Twenty kilometres of dirt, including three river crossings. In the dark. What for? There was none there. We waited. We went back to the car to get food and water. It had a puncture; we fixed it and returned to the beach. We sat for another hour. It was puzzlingly romantic, the six of us staring out to sea wondering if the turtles would lumber in from the sea. There’s a purity in waiting for animals to visit, not knowing if they’ll come. It engenders humility. A couple of bored guards swung their shotguns from shoulder to shoulder. The soup is supposed to be very good.

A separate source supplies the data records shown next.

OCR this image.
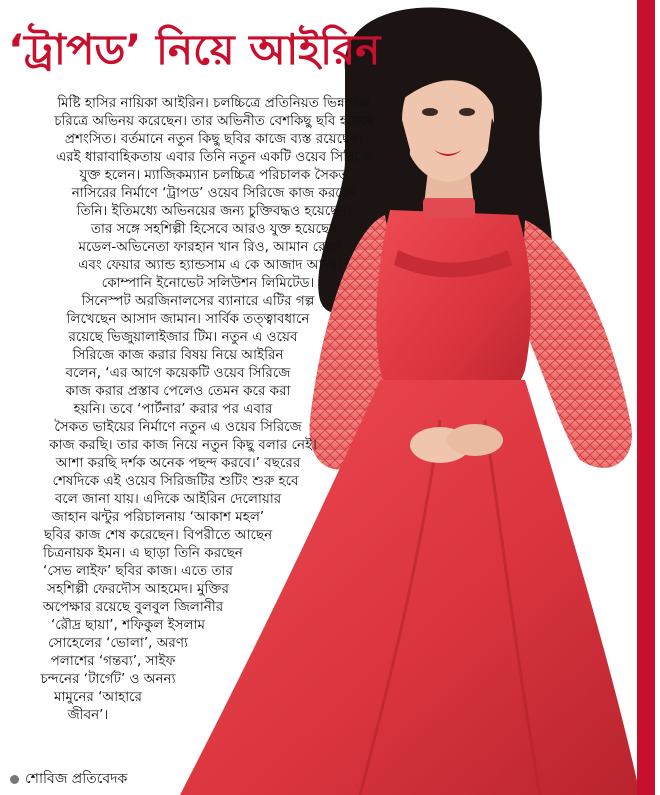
‘ট্রাপড’ নিয়ে আইরিন
মিষ্টি হাসির নায়িকা আইরিন। চলচ্চিত্রে প্রতিনিয়ত ভিন্ন ভিন্ন
চরিত্রে অভিনয় করেছেন। তার অভিনীত বেশকিছু ছবি হয়েছে
প্রশংসিত। বর্তমানে নতুন কিছু ছবির কাজে ব্যস্ত রয়েছেন।
এরই ধারাবাহিকতায় এবার তিনি নতুন একটি ওয়েব সিরিজে
যুক্ত হলেন। ম্যাজিকম্যান চলচ্চিত্র পরিচালক সৈকত
নাসিরের নির্মাণে ‘ট্রাপড’ ওয়েব সিরিজে কাজ করবেন
তিনি। ইতিমধ্যে অভিনয়ের জন্য চুক্তিবদ্ধও হয়েছেন।
তার সঙ্গে সহশিল্পী হিসেবে আরও যুক্ত হয়েছেন
মডেল-অভিনেতা ফারহান খান রিও, আমান রেজা
এবং ফেয়ার অ্যান্ড হ্যান্ডসাম এ কে আজাদ আদর।
কোম্পানি ইনোভেট সলিউশন লিমিটেড।
সিনেস্পট অরজিনালসের ব্যানারে এটির গল্প
লিখেছেন আসাদ জামান। সার্বিক তত্ত্বাবধানে
রয়েছে ভিজুয়ালাইজার টিম। নতুন এ ওয়েব
সিরিজে কাজ করার বিষয় নিয়ে আইরিন
বলেন, ‘এর আগে কয়েকটি ওয়েব সিরিজে
কাজ করার প্রস্তাব পেলেও তেমন করে করা
হয়নি। তবে ‘পার্টনার’ করার পর এবার
সৈকত ভাইয়ের নির্মাণে নতুন এ ওয়েব সিরিজে
কাজ করছি। তার কাজ নিয়ে নতুন কিছু বলার নেই।
আশা করছি দর্শক অনেক পছন্দ করবে।’ বছরের
শেষদিকে এই ওয়েব সিরিজটির শুটিং শুরু হবে
বলে জানা যায়। এদিকে আইরিন দেলোয়ার
জাহান ঝন্টুর পরিচালনায় ‘আকাশ মহল’
ছবির কাজ শেষ করেছেন। বিপরীতে আছেন
চিত্রনায়ক ইমন। এ ছাড়া তিনি করছেন
‘সেভ লাইফ’ ছবির কাজ। এতে তার
সহশিল্পী ফেরদৌস আহমেদ। মুক্তির
অপেক্ষার রয়েছে বুলবুল জিলানীর
‘রৌদ্র ছায়া’, শফিকুল ইসলাম
সোহেলের ‘ভোলা’, অরণ্য
পলাশের ‘গন্তব্য’, সাইফ
চন্দনের ‘টার্গেট’ ও অনন্য
মামুনের ‘আহারে
জীবন’।
শোবিজ প্রতিবেদক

We waited some more. Our eyes saw more. Our ears opened up. The surf got brighter and louder. A bobbing torch moved towards us. The guy attached to it led us to a turtle further down. We kept the light off for the first ten minutes. She was
digging. Once the warden was sure that she was settled, we lit-up the area and huddled around. He scooped up several handfuls from behind her to show the hole she'd been working on. It was about 40cm deep and similarly wide. She was dropping eggs in twos and threes. It was delightful in its own way. The miracle of new life. Enchanting. I don’t know why I was so fascinated. But sometimes a moment just works.
An evening's work.
When she was done she buried her work and jumped up and down to compact the sand. Then the waddle back to the sea began, a Mr Magoo affair lasting ten minutes. You can see why turtles have never taken over the Earth. Our beams followed her out beyond the surf until she dipped and dived down back into her element.